Moving on to the middle layer, Jassy thinks this layer of AI primitives will rely on a cloud provider such as Amazon. He said this layer is for customers seeking to leverage an existing FM, customize it with their own data, and then use a cloud provider’s security and features to build a GenAI application.
“Amazon Bedrock invented this layer and provides customers with the easiest way to build and scale GenAI applications with the broadest selection of first- and third-party FMs,” he said. “Bedrock is off to a very strong start with tens of thousands of active customers after just a few months.”
In terms of third-party FMs, he mentioned Anthropic’s Claude, Meta’s Llama 2, Mistral, Stability AI and Cohere alongside Amazon’s own Titan family.
Jassy said, “Customers don’t want only one model. They want access to various models and model sizes for different types of applications.”
Finally, the top layer of this primitives stack, in Jassy’s view, is the application layer. “We’re building a substantial number of GenAI applications across every Amazon consumer business,” he wrote. “We’re also building several apps in AWS, including arguably the most compelling early GenAI use case—a coding companion.”

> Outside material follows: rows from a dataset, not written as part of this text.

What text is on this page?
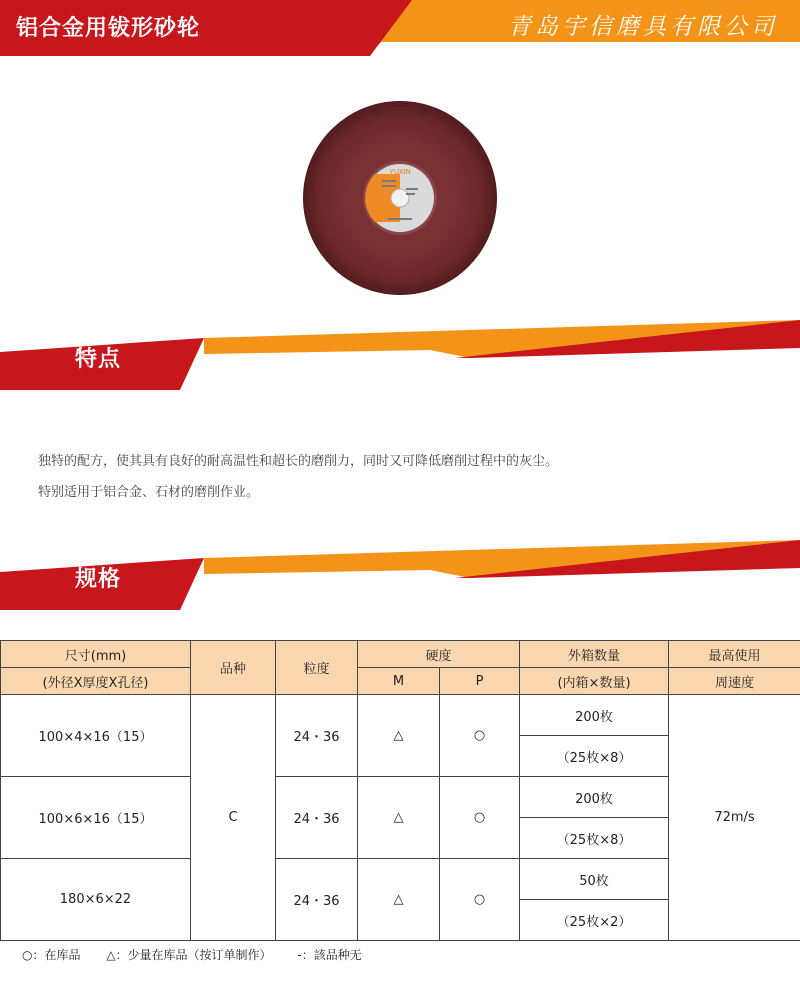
铝合金用钹形砂轮	青岛宇信磨具有限公司
YUXIN
特点
独特的配方，使其具有良好的耐高温性和超长的磨削力，同时又可降低磨削过程中的灰尘。
特别适用于铝合金、石材的磨削作业。
规格
尺寸(mm)	品种	粒度	硬度		外箱数量	最高使用
(外径X厚度X孔径)			M	P	(内箱×数量)	周速度
100×4×16（15）	C	24・36	△	○	200枚	72m/s
					（25枚×8）	
100×6×16（15）		24・36	△	○	200枚	
					（25枚×8）	
180×6×22		24・36	△	○	50枚	
					（25枚×2）	
○：在库品 △：少量在库品（按订单制作） -：該品种无
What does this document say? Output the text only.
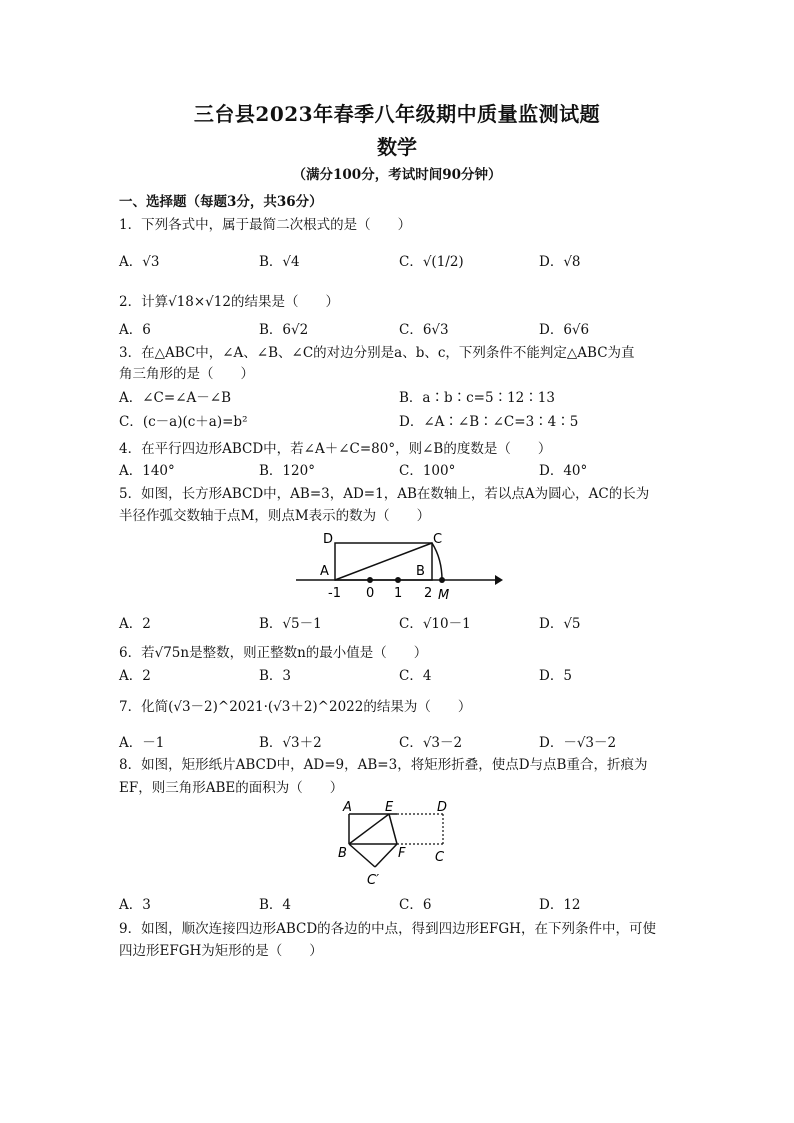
三台县2023年春季八年级期中质量监测试题
数学
（满分100分，考试时间90分钟）
一、选择题（每题3分，共36分）
1．下列各式中，属于最简二次根式的是（　　）
A．√3	B．√4	C．√(1/2)	D．√8
2．计算√18×√12的结果是（　　）
A．6	B．6√2	C．6√3	D．6√6
3．在△ABC中，∠A、∠B、∠C的对边分别是a、b、c，下列条件不能判定△ABC为直
角三角形的是（　　）
A．∠C=∠A－∠B	B．a∶b∶c=5∶12∶13
C．(c－a)(c＋a)=b²	D．∠A∶∠B∶∠C=3∶4∶5
4．在平行四边形ABCD中，若∠A＋∠C=80°，则∠B的度数是（　　）
A．140°	B．120°	C．100°	D．40°
5．如图，长方形ABCD中，AB=3，AD=1，AB在数轴上，若以点A为圆心，AC的长为
半径作弧交数轴于点M，则点M表示的数为（　　）
D	C
A	B
-1 0 1 2 M
A．2	B．√5－1	C．√10－1	D．√5
6．若√75n是整数，则正整数n的最小值是（　　）
A．2	B．3	C．4	D．5
7．化简(√3－2)^2021·(√3＋2)^2022的结果为（　　）
A．－1	B．√3＋2	C．√3－2	D．－√3－2
8．如图，矩形纸片ABCD中，AD=9，AB=3，将矩形折叠，使点D与点B重合，折痕为
EF，则三角形ABE的面积为（　　）
A	E	D
B	F C
C′
A．3	B．4	C．6	D．12
9．如图，顺次连接四边形ABCD的各边的中点，得到四边形EFGH，在下列条件中，可使
四边形EFGH为矩形的是（　　）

The companion, called Amazon Q, has been trained on all things AWS, and it can write, debug, test and implement code.
Using GenAI to write code has become one of the more popular uses for the software.
In February, Chivas Nambiar, the general manager of the global telecom business unit at AWS, talked to Fierce about AWS’ CodeWhisperer, which uses AI to assist developers in the telco realm with their coding.
The British telco BT is already using CodeWhisperer to assist developers in their coding. According to BT and AWS, more than 100,000 lines of code had already been generated by CodeWhisperer in the first four months since BT began using the product. And Nambiar said, “They’ve already seen 12% of the code that developers are creating being auto generated.”
Today, Jassy summed up Amazon’s opportunity by saying, “Generative AI may be the largest technology transformation since the cloud (which itself, is still in the early stages), and perhaps since the internet…this GenAI revolution will be built from the start on top of the cloud."